Saturday, March 28, 2015

First Reviews

Three reviews of The Ash Burner have appeared.

- Kerryn Goldsworthy, writing for the Sydney Morning HeraldThe Age, and Canberra Times:

Kári Gíslason published a memoir in 2011, The Promise of Iceland, that tells the extraordinary story of his family history. You can sense some of that material still haunting him in his debut novel, the story of a young man called Ted whose father brought him to Australia as a little boy. Ted's mother is long dead. They now live in the town of Lion Head, somewhere on the coast between Sydney and Brisbane, and while recuperating in hospital from a near-drowning, Ted meets the young couple who will become the most intimate friends of his teenage and early adult years. This is a beautifully written novel about the intensities of youth and of mourning, and the strangeness and potential tragedy of young love. Its characters are vivid, its landscapes evocative, and its narrative given shape and power by the revelation at the end.

- Chris Somerville, in Readings:

Midway through the book, a character, on the eve of his departure from his hometown, insists that his best friend Ted write him letters. ‘He thought you could say a lot more that way,’ Ted tells us, ‘that email was inferior.’ This attitude runs though the entirety of The Ash Burner; though it’s set in modern Australia, its sensibilities lie much more in the past. There are no actual spirits here, but nevertheless this is a novel that’s supremely haunted.

It begins with the teenage Ted throwing himself into the ocean, with a half-sense that he’ll somehow be able to find his dead mother. He’s swept onto the rocks, badly hurt, and pulled out by his father. While recuperating in hospital, Ted meets Anthony, a boy a few years ahead of him at school, and Claire, Anthony’s girlfriend.

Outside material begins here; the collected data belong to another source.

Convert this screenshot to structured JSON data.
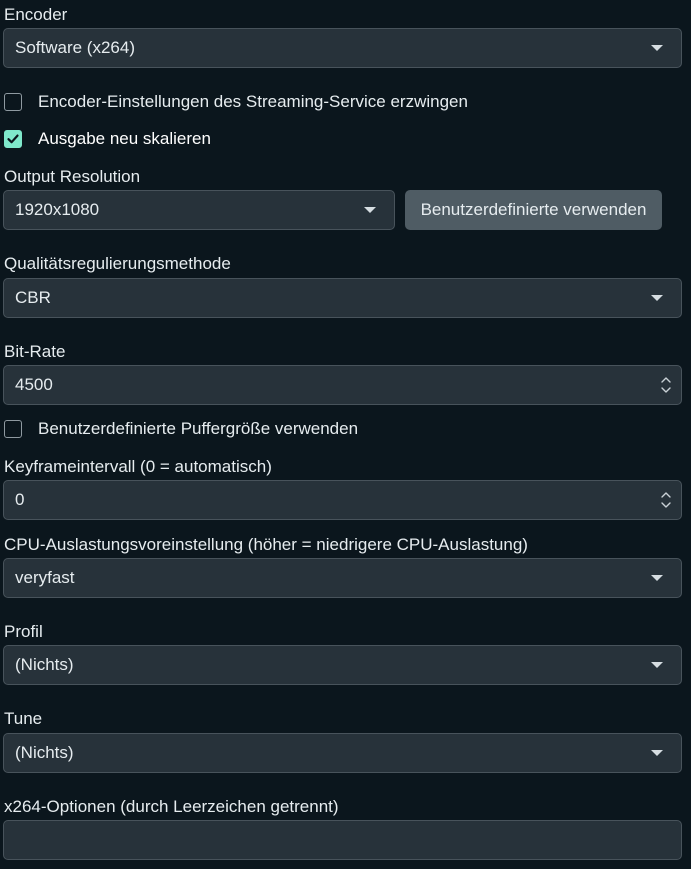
{
  "encoder": {
    "label": "Encoder",
    "value": "Software (x264)"
  },
  "enforce_streaming_settings": {
    "label": "Encoder-Einstellungen des Streaming-Service erzwingen",
    "checked": false
  },
  "rescale_output": {
    "label": "Ausgabe neu skalieren",
    "checked": true
  },
  "output_resolution": {
    "label": "Output Resolution",
    "value": "1920x1080",
    "custom_button_label": "Benutzerdefinierte verwenden"
  },
  "rate_control": {
    "label": "Qualitätsregulierungsmethode",
    "value": "CBR"
  },
  "bitrate": {
    "label": "Bit-Rate",
    "value": "4500"
  },
  "custom_buffer": {
    "label": "Benutzerdefinierte Puffergröße verwenden",
    "checked": false
  },
  "keyframe_interval": {
    "label": "Keyframeintervall (0 = automatisch)",
    "value": "0"
  },
  "cpu_preset": {
    "label": "CPU-Auslastungsvoreinstellung (höher = niedrigere CPU-Auslastung)",
    "value": "veryfast"
  },
  "profile": {
    "label": "Profil",
    "value": "(Nichts)"
  },
  "tune": {
    "label": "Tune",
    "value": "(Nichts)"
  },
  "x264_options": {
    "label": "x264-Optionen (durch Leerzeichen getrennt)",
    "value": ""
  },
  "colors": {
    "background": "#0b161d",
    "field": "#27323a",
    "accent_check": "#7fe8cb",
    "button": "#4f5c64"
  }
}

The increasingly intense friendship between the three of them forms the bulk of the narrative, with Ted somewhat in awe of both of them and taking part in their plans to leave the town of Lion’s Head and move to Sydney. The story spans years, and though there is a quietness and subtlety to the characters’ relationships (Ted is criticised on several occasions for being far too serious) the narrative does take some surprising turns, with one of the novel’s final revelations hitting the right balance of being both shocking and wholly believable.

In Gíslason’s first book, a memoir
The Promise of Iceland, he showed that he was a nuanced writer, and here, with The Ash Burner, he has again shown his skill at mapping the subtle shifts in our lives. It’s a thoughtful work that should leave an impression long after it’s put down.

- Angie Andrewes, for Books and Publishing:

The Ash Burner is an insightful coming-of-age novel featuring a protagonist who is infinitely appealing. It grounds itself firmly in the art world and will appeal to fans of Craig Silvey’s Jasper Jones, Emily Bitto’s The Strays and Krissy Kneen’s Steeplechase.